We know we wanted to end camp with bingo, aka Maddie’s passion in life. What we didn’t know is that her co-host Najva had never played bingo. (She always points out that being an immigrant shows up in surprising ways, and watching her discover bingo was the world’s most delightful surprise.)
And if you were wondering if it’s possible to get impossibly competitive about something that’s pure luck, the answer is yes. Also, get one hundred feminists in a room and they will break from their hyper competitiveness to cheer for anyone who wins.
The last night of camp was a dance party, with the theme of “go big before you go home.” We told everyone to wear something they never had an excuse to wear, and outfits ranged from the world’s cutest sisters in wigs and pleather (above), to wedding dresses.
DJ Lady Q brought some serious magic, and Jess and I cemented a friendship that started on a dance floor, continued through the magic of a Squarespace website… back on the dance floor.
At the end of the night, those of us who took the choreography workshop gave a performance to the world’s most supportive crowd.
We ended our last night at camp all feeling profoundly changed. We were different from the way we’d shown up, and we concluded with a group moon howl, which is as amazing as it sounds.
The next morning, we had one last surprise for campers. After a hike through the giant redwoods, we gathered in an amphitheater, to mirror the way we started camp. We all had a centering mediation…

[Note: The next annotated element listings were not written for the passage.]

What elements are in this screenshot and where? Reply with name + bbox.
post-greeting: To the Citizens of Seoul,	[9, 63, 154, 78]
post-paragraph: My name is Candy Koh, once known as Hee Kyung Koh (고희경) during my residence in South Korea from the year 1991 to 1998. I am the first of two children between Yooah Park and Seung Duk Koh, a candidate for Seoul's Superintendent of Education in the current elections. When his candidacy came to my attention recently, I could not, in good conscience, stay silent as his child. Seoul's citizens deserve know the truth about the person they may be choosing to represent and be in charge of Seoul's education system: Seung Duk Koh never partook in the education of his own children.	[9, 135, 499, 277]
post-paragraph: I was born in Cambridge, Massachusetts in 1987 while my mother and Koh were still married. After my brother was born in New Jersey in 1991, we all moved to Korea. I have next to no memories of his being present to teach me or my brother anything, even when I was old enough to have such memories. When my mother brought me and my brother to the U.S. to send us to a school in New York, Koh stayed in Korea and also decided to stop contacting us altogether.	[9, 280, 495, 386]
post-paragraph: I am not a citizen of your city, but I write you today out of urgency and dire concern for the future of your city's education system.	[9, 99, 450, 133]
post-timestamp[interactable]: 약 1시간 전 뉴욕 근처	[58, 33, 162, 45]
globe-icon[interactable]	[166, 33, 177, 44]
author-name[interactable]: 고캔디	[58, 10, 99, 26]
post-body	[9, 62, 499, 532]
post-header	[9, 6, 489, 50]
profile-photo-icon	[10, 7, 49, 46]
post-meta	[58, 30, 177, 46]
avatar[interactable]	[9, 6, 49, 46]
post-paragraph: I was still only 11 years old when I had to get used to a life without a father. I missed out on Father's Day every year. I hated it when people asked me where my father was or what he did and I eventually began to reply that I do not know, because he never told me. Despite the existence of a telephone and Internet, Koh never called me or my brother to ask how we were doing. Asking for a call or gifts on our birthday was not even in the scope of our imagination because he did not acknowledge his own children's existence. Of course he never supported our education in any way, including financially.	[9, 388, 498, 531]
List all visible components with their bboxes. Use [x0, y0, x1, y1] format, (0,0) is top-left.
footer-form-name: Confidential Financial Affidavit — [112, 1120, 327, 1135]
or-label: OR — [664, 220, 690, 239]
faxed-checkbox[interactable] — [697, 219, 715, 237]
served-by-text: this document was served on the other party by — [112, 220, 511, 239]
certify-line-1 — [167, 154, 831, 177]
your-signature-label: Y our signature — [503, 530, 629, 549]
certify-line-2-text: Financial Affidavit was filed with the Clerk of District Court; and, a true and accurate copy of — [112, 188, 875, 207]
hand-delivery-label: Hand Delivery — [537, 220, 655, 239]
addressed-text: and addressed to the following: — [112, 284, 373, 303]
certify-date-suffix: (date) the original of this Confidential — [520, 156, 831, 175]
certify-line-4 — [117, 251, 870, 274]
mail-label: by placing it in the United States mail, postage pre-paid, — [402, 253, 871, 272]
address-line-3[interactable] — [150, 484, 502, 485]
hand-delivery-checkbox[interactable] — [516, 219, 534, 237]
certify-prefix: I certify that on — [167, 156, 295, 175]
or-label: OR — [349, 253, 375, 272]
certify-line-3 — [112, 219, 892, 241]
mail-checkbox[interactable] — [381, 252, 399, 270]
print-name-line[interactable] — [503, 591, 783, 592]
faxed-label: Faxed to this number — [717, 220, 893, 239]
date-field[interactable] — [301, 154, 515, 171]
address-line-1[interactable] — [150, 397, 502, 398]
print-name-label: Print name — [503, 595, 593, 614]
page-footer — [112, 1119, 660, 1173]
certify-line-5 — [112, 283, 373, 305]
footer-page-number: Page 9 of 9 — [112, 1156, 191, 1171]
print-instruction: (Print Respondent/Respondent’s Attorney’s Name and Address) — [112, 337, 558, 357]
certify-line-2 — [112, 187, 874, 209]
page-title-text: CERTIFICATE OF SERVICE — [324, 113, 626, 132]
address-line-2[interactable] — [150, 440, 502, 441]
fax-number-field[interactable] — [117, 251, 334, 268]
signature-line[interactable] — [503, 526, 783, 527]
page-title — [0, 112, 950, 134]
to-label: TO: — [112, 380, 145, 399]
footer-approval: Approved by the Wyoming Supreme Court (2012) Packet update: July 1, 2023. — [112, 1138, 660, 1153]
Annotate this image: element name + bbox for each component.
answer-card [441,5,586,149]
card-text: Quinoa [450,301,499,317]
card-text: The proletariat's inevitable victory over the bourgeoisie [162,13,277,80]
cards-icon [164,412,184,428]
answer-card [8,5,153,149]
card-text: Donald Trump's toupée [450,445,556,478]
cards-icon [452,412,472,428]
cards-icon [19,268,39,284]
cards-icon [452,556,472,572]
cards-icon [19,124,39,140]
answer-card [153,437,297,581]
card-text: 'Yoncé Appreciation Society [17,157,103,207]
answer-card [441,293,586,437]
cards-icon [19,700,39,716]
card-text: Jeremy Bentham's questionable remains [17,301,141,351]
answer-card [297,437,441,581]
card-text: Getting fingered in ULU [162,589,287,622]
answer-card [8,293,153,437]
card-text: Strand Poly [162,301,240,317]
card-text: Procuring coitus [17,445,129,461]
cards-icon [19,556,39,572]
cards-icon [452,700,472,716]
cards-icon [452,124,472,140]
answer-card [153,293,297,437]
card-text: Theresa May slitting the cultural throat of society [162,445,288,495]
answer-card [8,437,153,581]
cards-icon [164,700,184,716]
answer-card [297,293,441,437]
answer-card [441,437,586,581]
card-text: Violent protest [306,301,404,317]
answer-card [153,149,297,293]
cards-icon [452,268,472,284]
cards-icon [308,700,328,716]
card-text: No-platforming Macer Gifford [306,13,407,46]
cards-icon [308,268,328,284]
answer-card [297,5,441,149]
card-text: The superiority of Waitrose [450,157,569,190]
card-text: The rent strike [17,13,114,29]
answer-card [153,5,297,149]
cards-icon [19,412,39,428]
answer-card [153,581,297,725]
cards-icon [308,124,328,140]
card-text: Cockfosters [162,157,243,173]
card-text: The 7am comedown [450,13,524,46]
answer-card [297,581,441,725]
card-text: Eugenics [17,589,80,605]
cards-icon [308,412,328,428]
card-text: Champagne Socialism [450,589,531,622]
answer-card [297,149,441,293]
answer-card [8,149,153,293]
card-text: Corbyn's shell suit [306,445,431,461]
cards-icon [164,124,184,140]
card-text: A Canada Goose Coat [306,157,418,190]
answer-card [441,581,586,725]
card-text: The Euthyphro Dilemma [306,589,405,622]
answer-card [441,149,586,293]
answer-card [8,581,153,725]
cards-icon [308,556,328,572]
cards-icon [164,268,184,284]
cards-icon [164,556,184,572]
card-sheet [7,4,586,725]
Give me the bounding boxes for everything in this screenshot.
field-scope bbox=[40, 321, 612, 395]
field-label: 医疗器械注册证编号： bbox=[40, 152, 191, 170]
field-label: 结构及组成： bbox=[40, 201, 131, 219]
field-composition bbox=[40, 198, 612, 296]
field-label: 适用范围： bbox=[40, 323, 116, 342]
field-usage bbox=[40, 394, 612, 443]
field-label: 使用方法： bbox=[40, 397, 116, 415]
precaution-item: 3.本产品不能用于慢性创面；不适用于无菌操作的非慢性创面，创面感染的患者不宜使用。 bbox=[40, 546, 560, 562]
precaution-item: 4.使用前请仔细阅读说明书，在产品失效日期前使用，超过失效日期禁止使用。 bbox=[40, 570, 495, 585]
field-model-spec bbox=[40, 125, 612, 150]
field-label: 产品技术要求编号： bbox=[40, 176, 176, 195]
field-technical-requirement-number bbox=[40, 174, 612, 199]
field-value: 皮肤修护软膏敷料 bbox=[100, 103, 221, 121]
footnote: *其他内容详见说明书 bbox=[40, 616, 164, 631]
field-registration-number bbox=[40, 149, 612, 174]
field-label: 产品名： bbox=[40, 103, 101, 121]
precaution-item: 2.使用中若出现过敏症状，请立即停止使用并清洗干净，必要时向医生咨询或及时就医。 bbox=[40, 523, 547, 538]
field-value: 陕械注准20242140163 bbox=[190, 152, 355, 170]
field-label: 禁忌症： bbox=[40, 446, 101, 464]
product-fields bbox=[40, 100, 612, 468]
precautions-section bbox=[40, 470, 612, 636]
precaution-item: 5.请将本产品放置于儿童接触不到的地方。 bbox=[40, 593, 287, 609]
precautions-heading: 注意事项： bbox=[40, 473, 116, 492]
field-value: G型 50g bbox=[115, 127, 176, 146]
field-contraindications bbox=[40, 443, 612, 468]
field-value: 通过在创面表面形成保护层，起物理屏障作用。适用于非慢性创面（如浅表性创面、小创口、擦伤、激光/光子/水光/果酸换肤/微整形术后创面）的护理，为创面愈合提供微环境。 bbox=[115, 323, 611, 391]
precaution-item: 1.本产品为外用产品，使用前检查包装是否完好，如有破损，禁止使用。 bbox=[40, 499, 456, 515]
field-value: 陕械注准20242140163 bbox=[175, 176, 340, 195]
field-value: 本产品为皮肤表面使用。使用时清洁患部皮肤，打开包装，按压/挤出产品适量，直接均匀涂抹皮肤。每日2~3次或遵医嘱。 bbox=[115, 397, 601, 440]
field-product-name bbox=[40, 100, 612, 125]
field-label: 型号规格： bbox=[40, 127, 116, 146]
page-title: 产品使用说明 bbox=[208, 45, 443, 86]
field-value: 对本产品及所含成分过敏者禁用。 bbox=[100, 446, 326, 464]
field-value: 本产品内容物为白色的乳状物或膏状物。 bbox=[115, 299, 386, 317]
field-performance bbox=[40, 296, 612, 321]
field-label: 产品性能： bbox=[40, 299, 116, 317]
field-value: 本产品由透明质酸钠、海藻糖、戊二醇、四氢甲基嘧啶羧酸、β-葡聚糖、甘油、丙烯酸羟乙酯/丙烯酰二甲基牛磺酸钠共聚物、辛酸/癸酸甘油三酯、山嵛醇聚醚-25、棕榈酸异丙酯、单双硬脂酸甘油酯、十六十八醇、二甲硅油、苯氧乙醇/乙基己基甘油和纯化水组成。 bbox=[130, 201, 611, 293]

And then chose what we were not taking home with us. That included our brokenness, our suffering, the idea that we don’t fit in anywhere.
And then we burned everything we didn’t need anymore.
And said goodbye, till next year. (We can’t wait till next year.)
This is the tired and amazing staff that pulled it all together. Thanks to Squarespace, we were able to pull together a website for The Compact in a few days, and we launched and produced camp in just a few months. It was grueling, exhausting, and so profoundly rewarding.
And we have to give a final thank you to our girl Jess, and the Squarespace site that lead us to her, for making the woods look like pure colorful, glittery magic (and not harming a single piece of nature in the process).